Great product and good momentum are keys to unlocking investment

Everpix, a photo startup in San Francisco shut down recently and published a post mortem on The Verge. Andrew Chen responded to that with a thoughtful post about how the ‘funding goalposts continue to move’. Here’s the money quote:

It’s been widely noted that investing milestones have evolved quickly over time:

  • In 1998, you’d raise $5M Series A with an idea and not much else. The capital would be spent to build the product, and hopefully you’d have some customers at the end of it, but it wasn’t required. You had to do crazy stuff like put machines into a datacenter, at this point. Then you’d raise a Series B to scale the marketing. The qualitative bar for the team, idea, and market was high.
  • In 2004, you’d raise $500k with just an idea. Then you’d build the product and spend $5M to market it. At this point, you could use a free Open Source stack which would accelerate development. You didn’t need to build a datacenter either.
  • In 2013, these days, you are expected to have a product coded up and ready before you raise your first substantial angel round. Maybe the product won’t be launched, but people will want to play with a demo at least. Then you raise $1-2M to get traction on your product. Then if you have millions of signups, then you get to raise your Series A of $5-10M.

In fact, it’s been famously written by Chris Dixon, now a partner at Andreessen Horowitz, that 10 million users is the new 1 million users.

The primary driver of this evolution in investment milestones is that startups have become much more capital efficient. Investors have always looked for the trifecta of great team, great product, great market, but now that startups do more with less investors of waiting to see whether the team can execute and the product works before they make a meaningful investment.

The challenge has now become judging whether the product works. The first level of assessment is how it looks and feels, but the second is how much people are buying it or using it – i.e. growth. One read on where the Everpix guys went wrong is that they paid too much attention to look and feel but not enough to growth (the other is that the photo market has too many free competitors). Similarly, when Chris Dixon says that 10m users is the new 1m users it’s partly a comment about growth – i.e. growth is now so much more important that getting to 10m is now the bar (the other part is that with increased internet penetration and increasingly efficient distribution channels getting to 1m is much easier than it used to be).

To my mind growth, sometimes called momentum, is now right up there with team, product, and market as a filter for judging investments.

  • Andrew Hall (sumdog)

    10m MAUs is less than 1% of Facebook’s 1.2bn MAUs, so seems a fair bar.
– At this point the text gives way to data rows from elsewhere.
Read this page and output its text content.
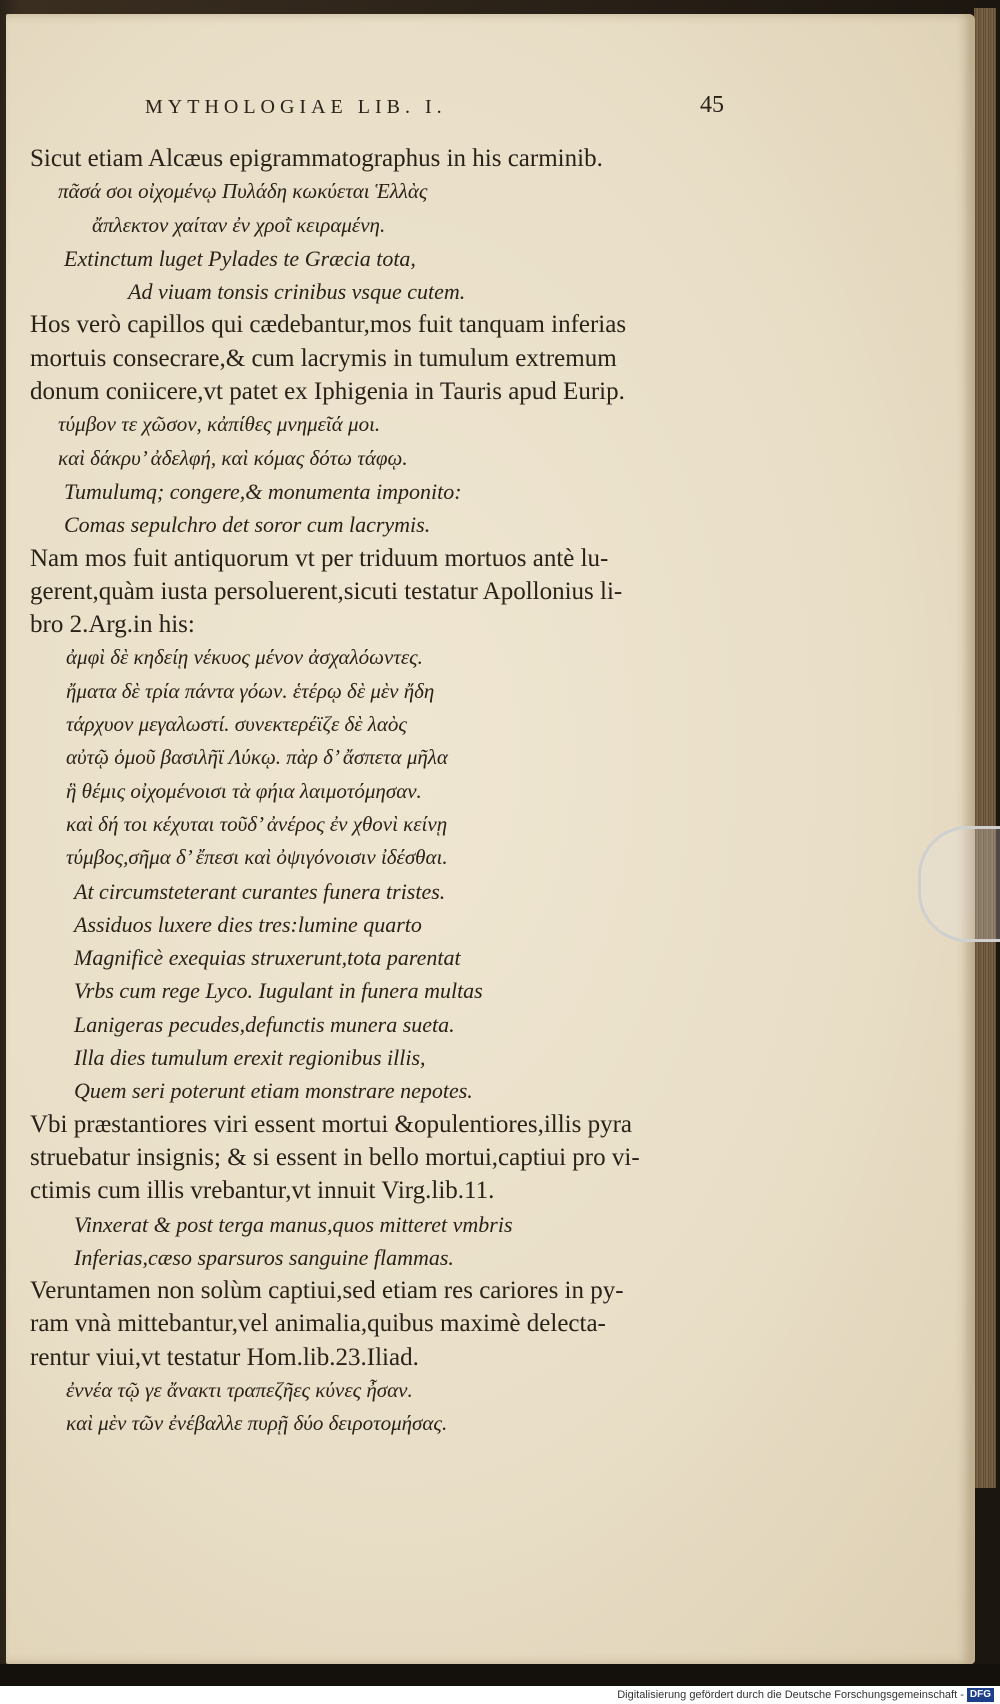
MYTHOLOGIAE LIB. I.	45
Sicut etiam Alcæus epigrammatographus in his carminib.
πᾶσά σοι οἰχομένῳ Πυλάδη κωκύεται Ἑλλὰς
ἄπλεκτον χαίταν ἐν χροῒ κειραμένη.
Extinctum luget Pylades te Græcia tota,
Ad viuam tonsis crinibus vsque cutem.
Hos verò capillos qui cædebantur,mos fuit tanquam inferias
mortuis consecrare,& cum lacrymis in tumulum extremum
donum coniicere,vt patet ex Iphigenia in Tauris apud Eurip.
τύμβον τε χῶσον, κἀπίθες μνημεῖά μοι.
καὶ δάκρυ’ ἀδελφή, καὶ κόμας δότω τάφῳ.
Tumulumq; congere,& monumenta imponito:
Comas sepulchro det soror cum lacrymis.
Nam mos fuit antiquorum vt per triduum mortuos antè lu-
gerent,quàm iusta persoluerent,sicuti testatur Apollonius li-
bro 2.Arg.in his:
ἀμφὶ δὲ κηδείῃ νέκυος μένον ἀσχαλόωντες.
ἤματα δὲ τρία πάντα γόων. ἑτέρῳ δὲ μὲν ἤδη
τάρχυον μεγαλωστί. συνεκτερέϊζε δὲ λαὸς
αὐτῷ ὁμοῦ βασιλῆϊ Λύκῳ. πὰρ δ’ ἄσπετα μῆλα
ἣ θέμις οἰχομένοισι τὰ φήια λαιμοτόμησαν.
καὶ δή τοι κέχυται τοῦδ’ ἀνέρος ἐν χθονὶ κείνῃ
τύμβος,σῆμα δ’ ἔπεσι καὶ ὀψιγόνοισιν ἰδέσθαι.
At circumsteterant curantes funera tristes.
Assiduos luxere dies tres:lumine quarto
Magnificè exequias struxerunt,tota parentat
Vrbs cum rege Lyco. Iugulant in funera multas
Lanigeras pecudes,defunctis munera sueta.
Illa dies tumulum erexit regionibus illis,
Quem seri poterunt etiam monstrare nepotes.
Vbi præstantiores viri essent mortui &opulentiores,illis pyra
struebatur insignis; & si essent in bello mortui,captiui pro vi-
ctimis cum illis vrebantur,vt innuit Virg.lib.11.
Vinxerat & post terga manus,quos mitteret vmbris
Inferias,cæso sparsuros sanguine flammas.
Veruntamen non solùm captiui,sed etiam res cariores in py-
ram vnà mittebantur,vel animalia,quibus maximè delecta-
rentur viui,vt testatur Hom.lib.23.Iliad.
ἐννέα τῷ γε ἄνακτι τραπεζῆες κύνες ἦσαν.
καὶ μὲν τῶν ἐνέβαλλε πυρῇ δύο δειροτομήσας.
Digitalisierung gefördert durch die Deutsche Forschungsgemeinschaft - DFG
However, this is a little tough if your market is only a portion of internet users.

    We provide learning games for elementary and middle school children. 10M users represents 30% of the US and UK available market. However, niche providers can achieve a higher revenue per active user. So a few million MAUs for niche players may be equivalent to 10M on sites aimed at all internet users.

  • I’d agree with that.

  • Number of users who convert and effect a transaction that contributes to a “net” (or close to) profit is what truly matters. No different than running a restaurant – you can have all the people you want in the establishment but if they are not buying food you will be out of business soon enough…(FAB)

  • Totally agree. The ability to get profitable is critical. That said, from a VC perspective we are looking for businesses that are both large and profitable and it generally makes sense to pursue size first and profitability second, hence the early emphasis on growth.